O ar primaveril de outubro é
praticamente abortado pela tórrida temperatura que assola a pele. É
outubro, aquele mês em que tudo gasto o que não tenho e vejo tudo o
que provavelmente jamais retornarei a ver. Oportunidades únicas de
alimentação cinéfila proporcionadas apenas em outubro são
obstaculizadas por um trajeto de transporte público de trinta e
tantos quilômetros dramaticamente percorridos sob sufocantes trinta
e tantos graus. Sobre os outros compromissos, deixe-os para algum dos
outros onze meses do ano.
Saio de casa com minha pupila
queimando fronte o ensolarado meio dia primaveril e deparo-me com
aquele sorriso sínico estampado no adesivo azul verde e amarelo com
o número de três quartos de minuto tão demagogicamente enfeitado
quanto o sorriso do candidato colado em meu portão. Retiro
brutalmente do ferro e rasgo com fúria antes de jogá-lo com a mesma
fúria no chão. Dou meio passo para o meu destino e volto atrás,
recolho os pedaços do adesivo e adentro novamente minha casa para
jogá-lo no lixo.
Entro no ônibus. Os trinta e
tantos graus multiplicam-se lá dentro. Sou o terceiro a entrar e
escolho aquele banco ao lado do vidro aberto, pronto a receber o ar
pútrido em minha face. Esperamos os bancos se preencherem para o
motorista dar a partida. Uma a uma as pessoas se acomodam nos bancos
logo enchendo o ônibus. Quase todos os bancos estão ocupados, mas o
lugar ao meu lado continua vazio. Lotam todos exceto o meu. Entra uma
linda garota, ameaça sentar-se, mas não, vai para o fundo do ônibus
continuar em pé. Mais dois homens repetem a escolha da guria. Sou
tão ameaçador assim para merecer tal afastamento?
O motorista gira a chave ligando
o motor do ônibus quando entram quatro retardatários antes do
veículo dar a partida.
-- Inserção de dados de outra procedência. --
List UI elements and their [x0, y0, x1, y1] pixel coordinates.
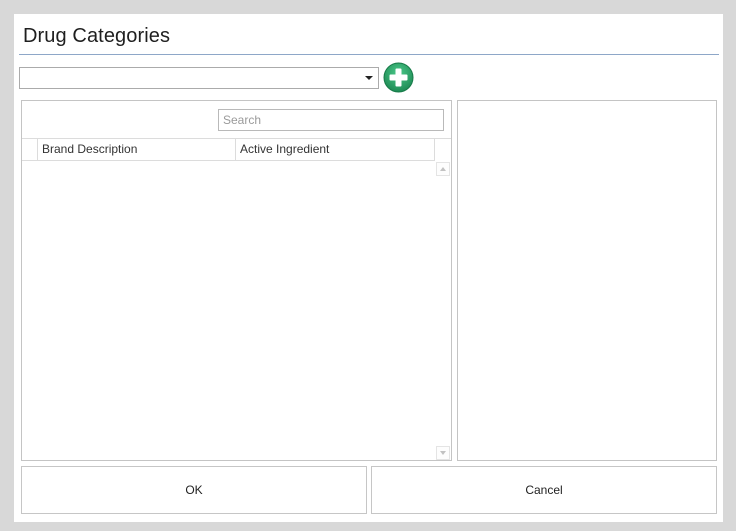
grid-header: Brand Description Active Ingredient — [22, 138, 451, 161]
dialog-title: Drug Categories — [23, 25, 171, 47]
add-category-button[interactable] — [383, 62, 414, 93]
search-box[interactable] — [218, 109, 444, 131]
ok-button[interactable]: OK — [21, 466, 367, 514]
scroll-down-icon[interactable] — [436, 446, 450, 460]
header-scroll-spacer — [435, 139, 451, 160]
row-indicator-header — [22, 139, 38, 160]
scroll-up-icon[interactable] — [436, 162, 450, 176]
title-divider — [19, 54, 719, 55]
category-detail-panel — [457, 100, 717, 461]
drug-categories-dialog: Drug Categories Brand Description Active… — [14, 14, 723, 522]
category-dropdown[interactable] — [19, 67, 379, 89]
drug-list-panel: Brand Description Active Ingredient — [21, 100, 452, 461]
search-input[interactable] — [223, 111, 433, 129]
vertical-scrollbar[interactable] — [435, 160, 451, 460]
column-header-brand-description[interactable]: Brand Description — [38, 139, 236, 160]
cancel-button[interactable]: Cancel — [371, 466, 717, 514]
chevron-down-icon[interactable] — [365, 76, 373, 80]
plus-circle-icon — [383, 62, 414, 93]
column-header-active-ingredient[interactable]: Active Ingredient — [236, 139, 435, 160]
Entre eles está a mulher de meia idade que
ocupa o lugar ao meu lado e logo tira da bolsa aquele livro que odeio
ver qualquer pessoa lendo. Respiro. As narinas ardem.
Era para eu tirar o texto
xerocado da bolsa e lê-lo para a aula da noite. Sei que o professor
é irritantemente autoritário e serei humilhado se quando for
interrogado por ele sobre o tema do texto, responder que não o li.
Mas não leio. Pego aquele livro do Loyola que já li outrora e
resolvi retirar da estante devido o calor. Logo desvio o olhar para o
relógio da avenida; o pitoresco relógio que aponta em que condição
está o ar da cidade. Ruim ele aponta. O grau da temperatura é
inversamente proporcional à umidade do ar. Será que não verei país
nenhum?
Pelo vidro do ônibus vejo quinze
pessoas se esmurrando. Metade delas usa camisa vermelha. A outra
metade divide-se em camisas da seleção e camisas sociais de corte
elegantemente simétricos. O cenário é de guerra civil; uma guerra
civil de quinze pessoas, armadas de bandeiras e se punhos cerrados.
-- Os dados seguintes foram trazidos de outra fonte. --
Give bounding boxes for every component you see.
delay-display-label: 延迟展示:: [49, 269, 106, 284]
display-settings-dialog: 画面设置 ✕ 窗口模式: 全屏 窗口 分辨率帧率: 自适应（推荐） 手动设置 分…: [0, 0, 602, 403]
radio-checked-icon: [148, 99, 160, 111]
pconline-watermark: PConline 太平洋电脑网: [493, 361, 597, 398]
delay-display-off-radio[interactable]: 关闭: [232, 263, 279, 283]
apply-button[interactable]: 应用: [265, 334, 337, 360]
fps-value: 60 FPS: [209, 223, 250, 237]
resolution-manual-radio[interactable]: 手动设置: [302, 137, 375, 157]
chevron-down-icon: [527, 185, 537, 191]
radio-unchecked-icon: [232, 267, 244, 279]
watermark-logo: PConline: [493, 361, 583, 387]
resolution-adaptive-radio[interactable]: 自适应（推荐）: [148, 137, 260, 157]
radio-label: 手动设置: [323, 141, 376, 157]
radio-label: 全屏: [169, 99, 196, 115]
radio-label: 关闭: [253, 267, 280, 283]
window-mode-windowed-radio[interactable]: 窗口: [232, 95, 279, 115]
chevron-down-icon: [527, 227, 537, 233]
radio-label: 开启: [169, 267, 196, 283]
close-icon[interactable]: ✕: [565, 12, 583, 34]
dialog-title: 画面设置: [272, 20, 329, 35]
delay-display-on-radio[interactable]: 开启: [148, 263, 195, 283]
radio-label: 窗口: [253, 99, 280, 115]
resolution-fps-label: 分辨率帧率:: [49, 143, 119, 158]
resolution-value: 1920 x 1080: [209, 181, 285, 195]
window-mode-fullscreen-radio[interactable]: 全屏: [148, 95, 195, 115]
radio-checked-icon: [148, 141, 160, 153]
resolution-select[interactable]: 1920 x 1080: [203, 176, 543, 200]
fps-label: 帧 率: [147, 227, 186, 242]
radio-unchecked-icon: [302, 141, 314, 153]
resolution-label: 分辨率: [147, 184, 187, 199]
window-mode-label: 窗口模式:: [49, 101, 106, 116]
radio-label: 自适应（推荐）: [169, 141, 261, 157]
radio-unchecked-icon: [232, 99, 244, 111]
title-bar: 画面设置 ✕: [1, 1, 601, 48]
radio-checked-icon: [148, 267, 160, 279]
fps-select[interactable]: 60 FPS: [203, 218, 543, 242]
As pessoas no ônibus riem; os outros carros buzinam. Eles não ouvem
as provocações. Estão concentrados em sua própria luta, em seus
próprios objetivos. Eles querem mudar o mundo, cada qual a sua
maneira, e cada maneira melhor que a outra. O ônibus segue, a minha
vida continua e eles mantêm o quebra pau.
Horas depois desembarco. Um
mendigo está parado na esquina elogiando os transeuntes. Já é
rotina encontrá-lo. Da primeira vez me chamou de bonitão. Da
segunda vez, de bonitão simpático. Da terceira vez, lhe dei dois
reais, evento tão raro quanto um eclipse solar. Hoje ele pediu um
abraço. Ninguém que passava lhe dava. Abracei-o, ao riso dos demais
transeuntes. Este homem é esperto, sabe que um elogio é mais
rentável que um pedido de ajuda. Espero que não vire moda entre os
moradores de rua elogiar-me, eles se darão bem, mas ficarei sem
troco.
Encaminho-me para a maldita fila
antes da sessão. As narinas ardem, os olhos pedem lágimas. Pisco
violentamente, fazendo os demais crerem que é tique. Entro na sala e
a sessão começa. O ar está delicioso. Uma hora e trinta e nove
minutos depois saio da sala. Sou o último; os demais saíram quatro
minutos mais cedo, assim que começaram os créditos. Ficaram sem ver
o enigmático chamado “M. Leonard Cohen. I need your help. Please
call me as soon you can.” Esta frase no final dos créditos
conseguiu chamar mais atenção que o filme em si.
Saio da sala e sigo para o
banheiro lavar o rosto e encarar a fila da próxima sessão. Estou
novamente dentro as sala. O ar já não está delicioso. Depois de
uma hora de filme, minha atenção se volta a minha perna tremulante
vítima da minha escolha de vestir uma bermuda. Incompreendo como
passo frio sendo que lá fora está um verão primaveril. Termina a
sessão. Assisto os créditos em pé, pois quero logo sair da sala.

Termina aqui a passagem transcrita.